Before The Ohio Senate
Energy and Public Utilities Committee
Testimony on House Bill 264
By Jeff Jacobson, Strategic Insight Group, Ltd.
On Behalf of the Office of the Ohio Consumers’ Counsel
June 30, 2020
Hello Chair Wilson, Vice-Chair McColley, Ranking Minority Member Williams, and members of the Committee. I hope you are well. My name is Jeff Jacobson. I am testifying on behalf of the Office of the Ohio Consumers’ Counsel. OCC is the state’s representative and voice for millions of residential utility consumers. Consumers’ Counsel Weston thanks you for this opportunity to testify. He appreciates opportunities to work with legislators on utility consumer issues. And he also has appreciated opportunities for working with stakeholders including Aqua Ohio.
House Bill 264 is legislation that allows the Ohio Water Development Authority to make loans and grants to persons and government agencies to refinance loans for public water and wastewater infrastructure projects. I am not testifying on that subject of the bill.
I am testifying, however, on the subject of water utility ratemaking. That subject arises because we understand that the Committee may consider an amendment regarding the so-called system improvement charge. Such an amendment could affect the rates that water utility consumers pay. Later in this testimony I discuss some consumer issues that we understand may be presented in the amendment.
The system improvement charge has been given attention at the General Assembly. It was created in 2004, through Amended Substitute Senate Bill 44. It was another way (outside of a general rate case) for water utilities to increase charges to consumers for infrastructure improvements. In 2013, through Substitute House Bill 379, the limit on the consumer charge was increased and the type of plant costs included in the charge was expanded. That bill also allowed other ratemaking changes favorable to water utilities. Further, there was some ratemaking favorable to water utilities enacted in 2019, in Substitute House Bill 422 (relating to acquisition of water systems).
Under the circumstances, I respectfully recommend that the Committee defer consideration of the amendment to stand-alone legislation for the future. Under that approach, there could be a full vetting of this utility consumer issue. A full vetting for consumers is not possible under the current schedule for House Bill 264. The bill has already been passed by the House of Representatives without a provision for water utility ratemaking. And the Committee seems to be nearing the end of the process for House Bill 264.
Supporting my recommendation to defer the issue for fuller consideration is the fact that time is not of the essence for this issue. The General Assembly has already authorized the charge and then expanded the coverage of the charge in the past. And the PUCO already has an interpretation of the present system improvement charge statute that is favorable to the utility perspective.

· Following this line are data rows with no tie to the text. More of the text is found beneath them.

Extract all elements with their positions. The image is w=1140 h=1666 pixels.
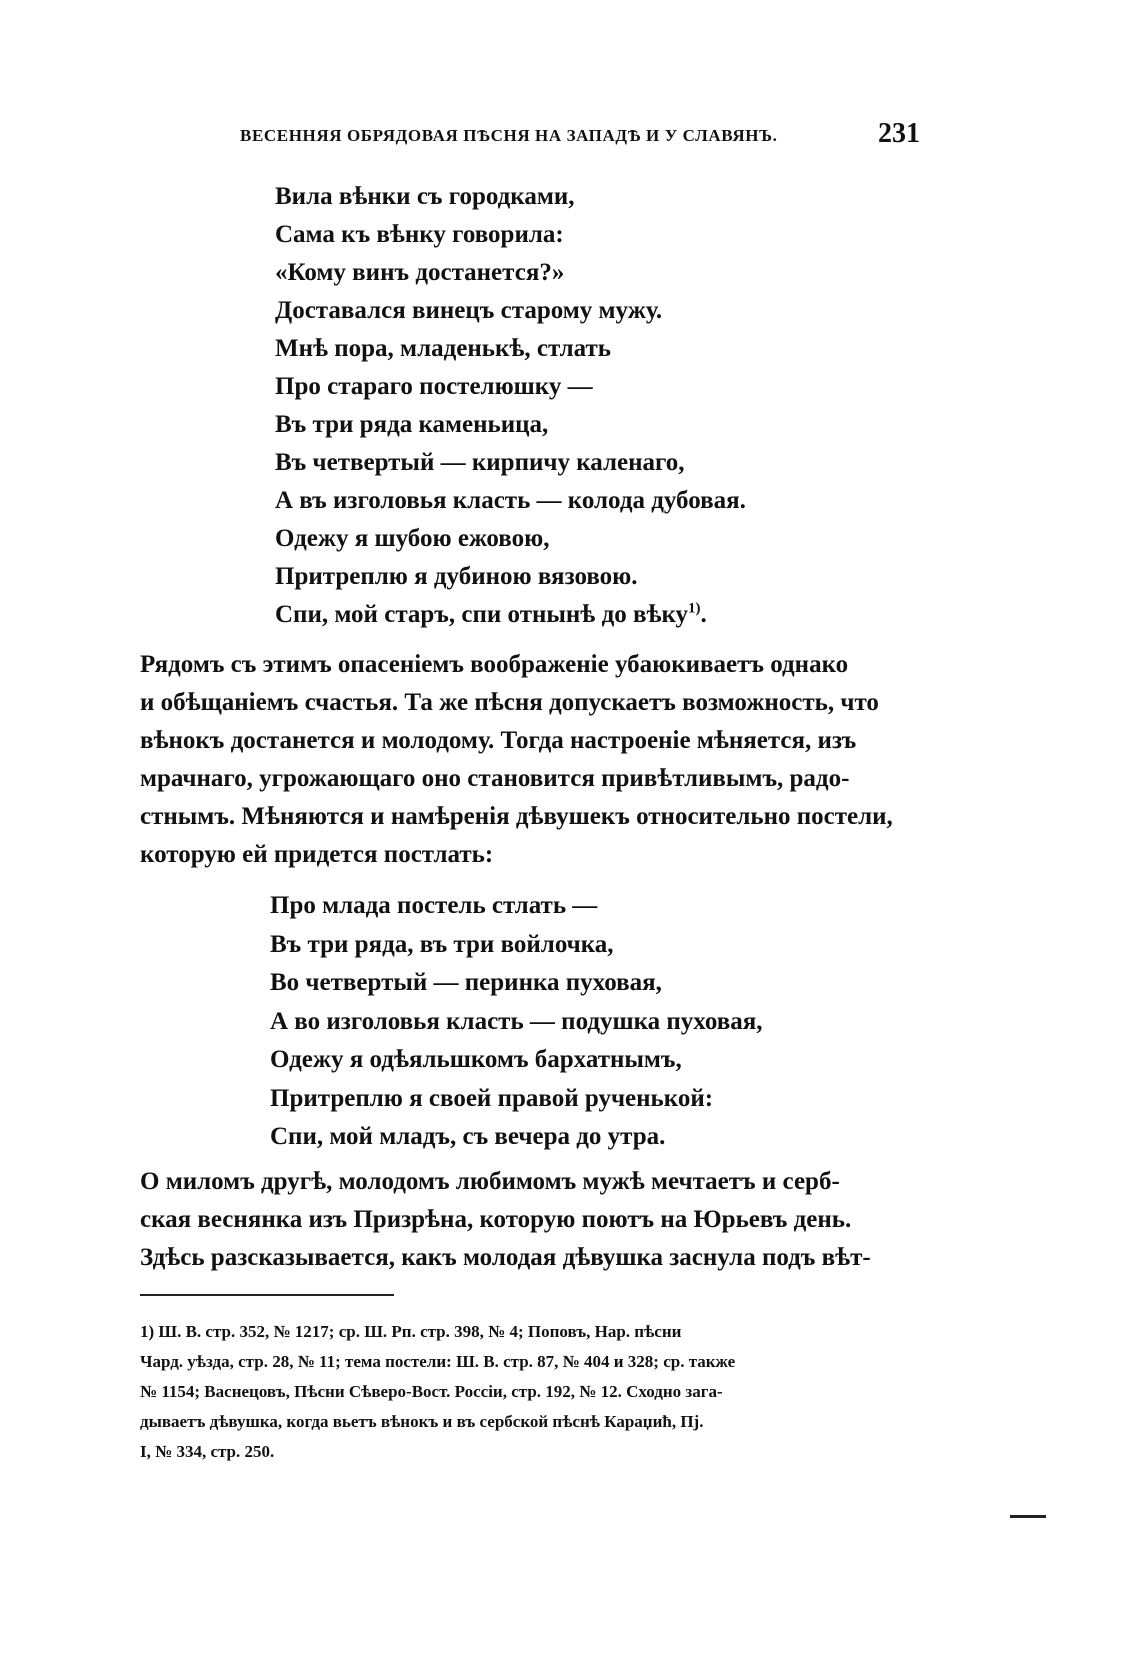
verse-line: А въ изголовья класть — колода дубовая.	[275, 487, 746, 514]
verse-line: А во изголовья класть — подушка пуховая,	[270, 1007, 763, 1035]
footnote-line: № 1154; Васнецовъ, Пѣсни Сѣверо-Вост. Россіи, стр. 192, № 12. Сходно зага-	[140, 1382, 723, 1401]
verse-line: Притреплю я дубиною вязовою.	[275, 563, 638, 590]
footnote-line: дываетъ дѣвушка, когда вьетъ вѣнокъ и въ сербской пѣснѣ Караџић, Пј.	[140, 1412, 704, 1431]
verse-block-1	[275, 178, 746, 634]
verse-line: Вила вѣнки съ городками,	[275, 183, 575, 210]
paragraph-line: которую ей придется постлать:	[140, 841, 494, 868]
verse-line-tail: .	[700, 601, 707, 628]
paragraph-line: О миломъ другѣ, молодомъ любимомъ мужѣ мечтаетъ и серб-	[140, 1168, 840, 1195]
verse-block-2	[270, 887, 762, 1157]
verse-line: Въ три ряда, въ три войлочка,	[270, 930, 614, 958]
verse-line: Притреплю я своей правой рученькой:	[270, 1084, 714, 1112]
verse-line-last	[275, 596, 746, 634]
running-title: ВЕСЕННЯЯ ОБРЯДОВАЯ ПѢСНЯ НА ЗАПАДѢ И У СЛАВЯНЪ.	[240, 126, 778, 145]
verse-line: Доставался винецъ старому мужу.	[275, 297, 663, 324]
paragraph-line: и обѣщаніемъ счастья. Та же пѣсня допускаетъ возможность, что	[140, 689, 879, 716]
footnote-1	[140, 1317, 922, 1467]
paragraph-line: вѣнокъ достанется и молодому. Тогда настроеніе мѣняется, изъ	[140, 727, 857, 754]
verse-line: Сама къ вѣнку говорила:	[275, 221, 564, 248]
paragraph-line: ская веснянка изъ Призрѣна, которую поютъ на Юрьевъ день.	[140, 1206, 852, 1233]
verse-line: Про млада постель стлать —	[270, 892, 598, 919]
verse-line: Мнѣ пора, младенькѣ, стлать	[275, 335, 612, 362]
paragraph-line: Рядомъ съ этимъ опасеніемъ воображеніе убаюкиваетъ однако	[140, 651, 849, 678]
paragraph-1	[140, 646, 922, 874]
footnote-line: Чард. уѣзда, стр. 28, № 11; тема постели: Ш. В. стр. 87, № 404 и 328; ср. также	[140, 1352, 736, 1371]
verse-line: Въ три ряда каменьица,	[275, 411, 549, 438]
paragraph-line: Здѣсь разсказывается, какъ молодая дѣвушка заснула подъ вѣт-	[140, 1244, 871, 1271]
verse-line-text: Спи, мой старъ, спи отнынѣ до вѣку	[275, 601, 689, 628]
verse-line: Про стараго постелюшку —	[275, 373, 593, 400]
margin-dash-mark	[1010, 1515, 1046, 1518]
running-header	[240, 118, 920, 158]
verse-line: Одежу я шубою ежовою,	[275, 525, 550, 552]
paragraph-line: мрачнаго, угрожающаго оно становится привѣтливымъ, радо-	[140, 765, 850, 792]
footnote-line: 1) Ш. В. стр. 352, № 1217; ср. Ш. Рп. стр. 398, № 4; Поповъ, Нар. пѣсни	[140, 1322, 682, 1341]
verse-line: Одежу я одѣяльшкомъ бархатнымъ,	[270, 1046, 682, 1073]
verse-line: Въ четвертый — кирпичу каленаго,	[275, 449, 685, 476]
verse-line: Во четвертый — перинка пуховая,	[270, 969, 662, 996]
paragraph-line: стнымъ. Мѣняются и намѣренія дѣвушекъ относительно постели,	[140, 803, 893, 830]
paragraph-2	[140, 1163, 922, 1277]
verse-line: Спи, мой младъ, съ вечера до утра.	[270, 1123, 666, 1150]
footnote-divider	[140, 1294, 394, 1296]
page-number: 231	[878, 118, 920, 149]
footnote-reference[interactable]: 1)	[688, 600, 701, 617]
footnote-line: I, № 334, стр. 250.	[140, 1442, 275, 1461]
verse-line: «Кому винъ достанется?»	[275, 259, 565, 286]
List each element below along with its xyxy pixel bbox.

I will briefly comment on the substance of what we understand the Committee might consider today in an amendment. At the outset, I note for consumer protection OCC’s preference for conducting utility ratemaking in general rate cases where all revenues and costs, including declining costs, be considered. Riders are a form of single-issue ratemaking that enables utilities to cherry-pick rate increases, which is not favorable for consumer protection. Generally, for consumer protection OCC prefers that rider-type charges, such as the system improvement charge, be avoided.
We understand the industry would like to codify another expansion of the system improvement charge that consumers would pay. If there is to be a system improvement charge, the balance between consumer and utility should be achieved by, among other things, limiting the charge to investment necessary for providing safe and reliable service to customers. Other costs should be considered in a rate case. But we understand an amendment could codify allowing water and sewer utilities to collect, through the system improvement charge, costs for fences, gates, landscaping, lighting systems, retaining walls, roads and paths, dams, bridges and culverts, clearing land, trucks, tractors, inspections and permits, and etc. This expanded list for charging customers exceeds the costs of providing reliable service to existing customers. Again, the water and sewer utilities can file a rate case to seek an increase in the rates that customers pay.
Further, many Ohioans (including at-risk populations and communities) are suffering from the health crisis and ensuing economic crisis. Now is particularly a time to emphasize balance and restraint in ratemaking to protect many Ohioans who will have a heightened need for money.
In closing, thank you again for this opportunity to testify. OCC opposes the inclusion of this amendment in HB 264. And OCC encourages the Senate to keep the amendment out of the bill and instead work in the future on changes to it that would better protect Ohio consumers. OCC looks forward to working with you on this subject and on any other issues affecting Ohio utility consumers.